Nel tempo, la parola “viaggio” ha assunto il significato dello spostamento da un luogo all’altro. Un “luogo” spesso non solo fisico, ma anche mentale, emotivo, esistenziale. Un luogo che quindi è più uno “stato”, una “condizione”: mi sposto dal mio passato al mio futuro, attraversando il presente; mi muovo da ciò che ero a ciò che sono, e da ciò che sono a ciò che vorrei essere.

Le ragioni per cui decidiamo di metterci in viaggio possono essere molto diverse: si può partire con l’intenzione di tornare o con quella di lasciare per sempre un posto; si può partire perché non ci si accontenta più della propria condizione, e si vuole cercare altro; si può partire perché ci si sente obbligati a farlo, poiché il posto in cui ci eravamo fermati non è più accogliente come prima, o addirittura non esiste più.

Una partenza può avere tanti sapori: la trepidazione per il viaggio che si sta intraprendendo, l’aspettativa delle mete che vogliamo raggiungere, la curiosità per le strade che percorreremo e per i luoghi e le persone che incroceremo, la paura di ciò che ci lasceremo dietro e di ciò che troveremo (o non troveremo) davanti a noi, il timore di non arrivare, o arrivare in un luogo diverso da quello che avevamo programmato all’inizio.

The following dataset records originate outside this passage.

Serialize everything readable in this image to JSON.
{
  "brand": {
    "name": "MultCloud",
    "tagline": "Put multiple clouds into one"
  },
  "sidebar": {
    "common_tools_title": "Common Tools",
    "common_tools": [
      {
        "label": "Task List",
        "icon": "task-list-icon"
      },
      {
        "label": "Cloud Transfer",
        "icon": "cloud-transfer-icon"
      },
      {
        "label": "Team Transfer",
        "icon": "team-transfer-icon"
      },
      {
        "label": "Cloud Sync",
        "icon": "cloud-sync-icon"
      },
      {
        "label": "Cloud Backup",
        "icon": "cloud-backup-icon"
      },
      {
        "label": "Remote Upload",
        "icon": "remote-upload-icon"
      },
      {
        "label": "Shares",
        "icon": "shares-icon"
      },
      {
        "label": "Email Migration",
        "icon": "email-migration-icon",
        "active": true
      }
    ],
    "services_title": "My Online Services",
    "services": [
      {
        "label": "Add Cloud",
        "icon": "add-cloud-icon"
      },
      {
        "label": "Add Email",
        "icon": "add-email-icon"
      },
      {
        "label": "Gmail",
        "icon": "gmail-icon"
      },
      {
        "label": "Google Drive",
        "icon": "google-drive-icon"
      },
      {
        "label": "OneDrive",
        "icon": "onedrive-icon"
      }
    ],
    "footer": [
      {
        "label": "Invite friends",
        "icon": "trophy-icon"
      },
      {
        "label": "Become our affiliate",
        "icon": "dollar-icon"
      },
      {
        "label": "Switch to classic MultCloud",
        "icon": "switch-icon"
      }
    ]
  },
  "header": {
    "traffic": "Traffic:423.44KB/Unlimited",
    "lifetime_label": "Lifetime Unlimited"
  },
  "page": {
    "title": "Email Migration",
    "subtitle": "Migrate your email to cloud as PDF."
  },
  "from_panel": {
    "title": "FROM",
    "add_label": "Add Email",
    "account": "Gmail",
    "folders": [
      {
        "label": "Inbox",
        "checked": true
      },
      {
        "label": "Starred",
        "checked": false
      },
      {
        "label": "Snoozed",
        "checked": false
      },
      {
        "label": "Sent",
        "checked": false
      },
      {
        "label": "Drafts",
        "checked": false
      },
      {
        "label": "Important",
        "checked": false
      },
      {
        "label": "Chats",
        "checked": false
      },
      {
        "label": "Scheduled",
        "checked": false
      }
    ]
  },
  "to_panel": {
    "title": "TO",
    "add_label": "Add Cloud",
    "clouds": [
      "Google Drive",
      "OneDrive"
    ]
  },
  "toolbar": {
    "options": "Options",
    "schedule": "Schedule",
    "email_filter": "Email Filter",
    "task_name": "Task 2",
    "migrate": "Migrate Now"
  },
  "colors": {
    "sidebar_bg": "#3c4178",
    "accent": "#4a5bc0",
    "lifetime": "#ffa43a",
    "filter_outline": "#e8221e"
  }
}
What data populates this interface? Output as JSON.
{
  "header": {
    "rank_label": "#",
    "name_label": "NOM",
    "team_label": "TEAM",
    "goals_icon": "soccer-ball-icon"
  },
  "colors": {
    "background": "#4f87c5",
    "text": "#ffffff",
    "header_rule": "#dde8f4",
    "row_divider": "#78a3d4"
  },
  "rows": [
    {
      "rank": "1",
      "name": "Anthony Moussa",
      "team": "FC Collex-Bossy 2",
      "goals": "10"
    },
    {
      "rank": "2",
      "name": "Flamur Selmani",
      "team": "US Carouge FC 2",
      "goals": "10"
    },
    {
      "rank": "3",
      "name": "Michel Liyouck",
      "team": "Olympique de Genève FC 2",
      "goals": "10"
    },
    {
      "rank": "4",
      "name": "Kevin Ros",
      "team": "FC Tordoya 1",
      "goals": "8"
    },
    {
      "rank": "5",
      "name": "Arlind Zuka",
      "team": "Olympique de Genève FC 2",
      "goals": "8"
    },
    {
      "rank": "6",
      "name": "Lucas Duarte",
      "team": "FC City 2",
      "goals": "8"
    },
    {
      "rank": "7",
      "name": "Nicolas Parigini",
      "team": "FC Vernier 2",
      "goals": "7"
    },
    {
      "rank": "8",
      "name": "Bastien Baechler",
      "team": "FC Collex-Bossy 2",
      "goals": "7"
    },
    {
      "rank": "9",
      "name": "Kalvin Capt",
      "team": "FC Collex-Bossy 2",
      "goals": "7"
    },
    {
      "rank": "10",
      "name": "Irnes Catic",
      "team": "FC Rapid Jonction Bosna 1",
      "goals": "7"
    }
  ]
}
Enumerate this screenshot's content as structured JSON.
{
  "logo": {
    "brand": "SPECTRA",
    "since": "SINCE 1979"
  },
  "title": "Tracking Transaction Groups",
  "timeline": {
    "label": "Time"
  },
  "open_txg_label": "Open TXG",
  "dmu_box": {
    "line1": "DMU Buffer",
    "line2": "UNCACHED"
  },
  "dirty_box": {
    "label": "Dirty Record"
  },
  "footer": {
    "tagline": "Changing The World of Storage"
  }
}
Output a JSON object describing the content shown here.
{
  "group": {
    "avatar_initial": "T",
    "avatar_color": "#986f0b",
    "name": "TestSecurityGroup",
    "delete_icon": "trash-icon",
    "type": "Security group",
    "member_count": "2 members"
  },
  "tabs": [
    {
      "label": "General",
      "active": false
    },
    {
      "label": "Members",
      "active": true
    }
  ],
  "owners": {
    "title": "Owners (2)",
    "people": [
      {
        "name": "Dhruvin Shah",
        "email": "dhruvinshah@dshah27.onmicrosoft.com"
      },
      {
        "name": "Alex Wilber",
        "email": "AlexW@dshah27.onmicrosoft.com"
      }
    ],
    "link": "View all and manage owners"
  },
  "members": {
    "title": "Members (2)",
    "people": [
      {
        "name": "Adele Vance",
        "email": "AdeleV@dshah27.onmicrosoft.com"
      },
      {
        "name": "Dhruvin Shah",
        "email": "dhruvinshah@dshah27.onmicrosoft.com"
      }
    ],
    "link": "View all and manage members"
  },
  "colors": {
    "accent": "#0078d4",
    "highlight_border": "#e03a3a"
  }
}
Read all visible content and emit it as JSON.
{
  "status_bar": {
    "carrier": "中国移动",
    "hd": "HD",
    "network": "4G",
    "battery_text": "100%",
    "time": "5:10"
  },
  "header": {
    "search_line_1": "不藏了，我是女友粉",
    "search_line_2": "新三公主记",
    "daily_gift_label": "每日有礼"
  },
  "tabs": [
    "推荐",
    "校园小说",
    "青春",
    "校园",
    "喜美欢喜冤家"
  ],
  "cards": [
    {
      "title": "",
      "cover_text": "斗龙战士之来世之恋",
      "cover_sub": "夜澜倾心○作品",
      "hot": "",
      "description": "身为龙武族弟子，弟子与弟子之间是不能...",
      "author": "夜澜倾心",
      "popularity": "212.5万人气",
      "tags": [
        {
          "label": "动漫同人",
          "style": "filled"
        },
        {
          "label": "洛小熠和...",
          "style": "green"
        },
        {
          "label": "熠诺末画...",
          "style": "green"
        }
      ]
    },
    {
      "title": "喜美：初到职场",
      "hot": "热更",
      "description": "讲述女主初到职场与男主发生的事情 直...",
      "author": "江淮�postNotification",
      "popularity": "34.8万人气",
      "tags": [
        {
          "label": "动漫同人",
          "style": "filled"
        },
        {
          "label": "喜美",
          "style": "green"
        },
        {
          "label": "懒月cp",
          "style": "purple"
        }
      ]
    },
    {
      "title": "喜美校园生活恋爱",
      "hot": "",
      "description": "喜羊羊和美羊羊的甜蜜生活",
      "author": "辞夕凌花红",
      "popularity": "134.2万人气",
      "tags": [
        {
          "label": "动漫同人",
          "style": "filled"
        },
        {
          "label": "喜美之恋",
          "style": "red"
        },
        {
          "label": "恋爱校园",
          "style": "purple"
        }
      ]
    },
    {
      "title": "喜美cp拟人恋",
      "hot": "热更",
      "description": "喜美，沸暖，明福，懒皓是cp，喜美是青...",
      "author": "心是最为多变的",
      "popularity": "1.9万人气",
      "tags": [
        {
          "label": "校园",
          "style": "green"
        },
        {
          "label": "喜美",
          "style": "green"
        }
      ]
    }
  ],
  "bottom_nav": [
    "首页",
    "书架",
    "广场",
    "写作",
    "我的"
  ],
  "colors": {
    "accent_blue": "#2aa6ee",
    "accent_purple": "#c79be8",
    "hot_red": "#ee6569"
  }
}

Il Viaggio è una metafora spesso associata al percorso terapeutico.

L’atmosfera della partenza ha qualcosa in comune con quella di chi inizia un percorso di terapia.

Chi arriva in terapia il più delle volte ha il desiderio o l’esigenza di cambiare qualcosa, di abbandonare una condizione e raggiungerne un’altra. 

Ma sente di essere fermo, bloccato

Percepisce un ostacolo che impedisce al suo viaggio di iniziare, o di proseguire.

Il terapeuta si pone quindi come un “compagno di viaggio” e il percorso terapeutico diventa un “viaggio all’insegna della collaborazione” (Chiari, 2016). 

Un viaggio da fare insieme, da co-costruire passo dopo passo, seppur con ruoli diversi: il terapeuta come esperto dei metodi di navigazione, il cliente come esperto di se stesso. Terapeuta e cliente diventano “compagni di bordo” che “si imbarcano insieme nella stessa avventura” (Kelly, 1969). 

In un percorso terapeutico quel blocco che all’inizio impediva il movimento può essere esplorato, affrontato e trasformato insieme. A proposito di viaggio e smarrimento, Bouvier diceva che “quando ci si smarrisce, i progetti lasciano posto alle sorprese, ed è allora che il viaggio comincia”. In modo simile, davanti allo smarrimento di una condizione nella quale ci sentiamo bloccati, la terapia diventa occasione per aprire nuove possibilità di scelta e fare esperienza di nuovi sguardi su noi stessi, sugli altri e sul mondo.

Auguro quindi a tutti coloro che stanno iniziando o hanno intenzione di iniziare un percorso terapeutico di lasciarsi stupire da questo meraviglioso viaggio!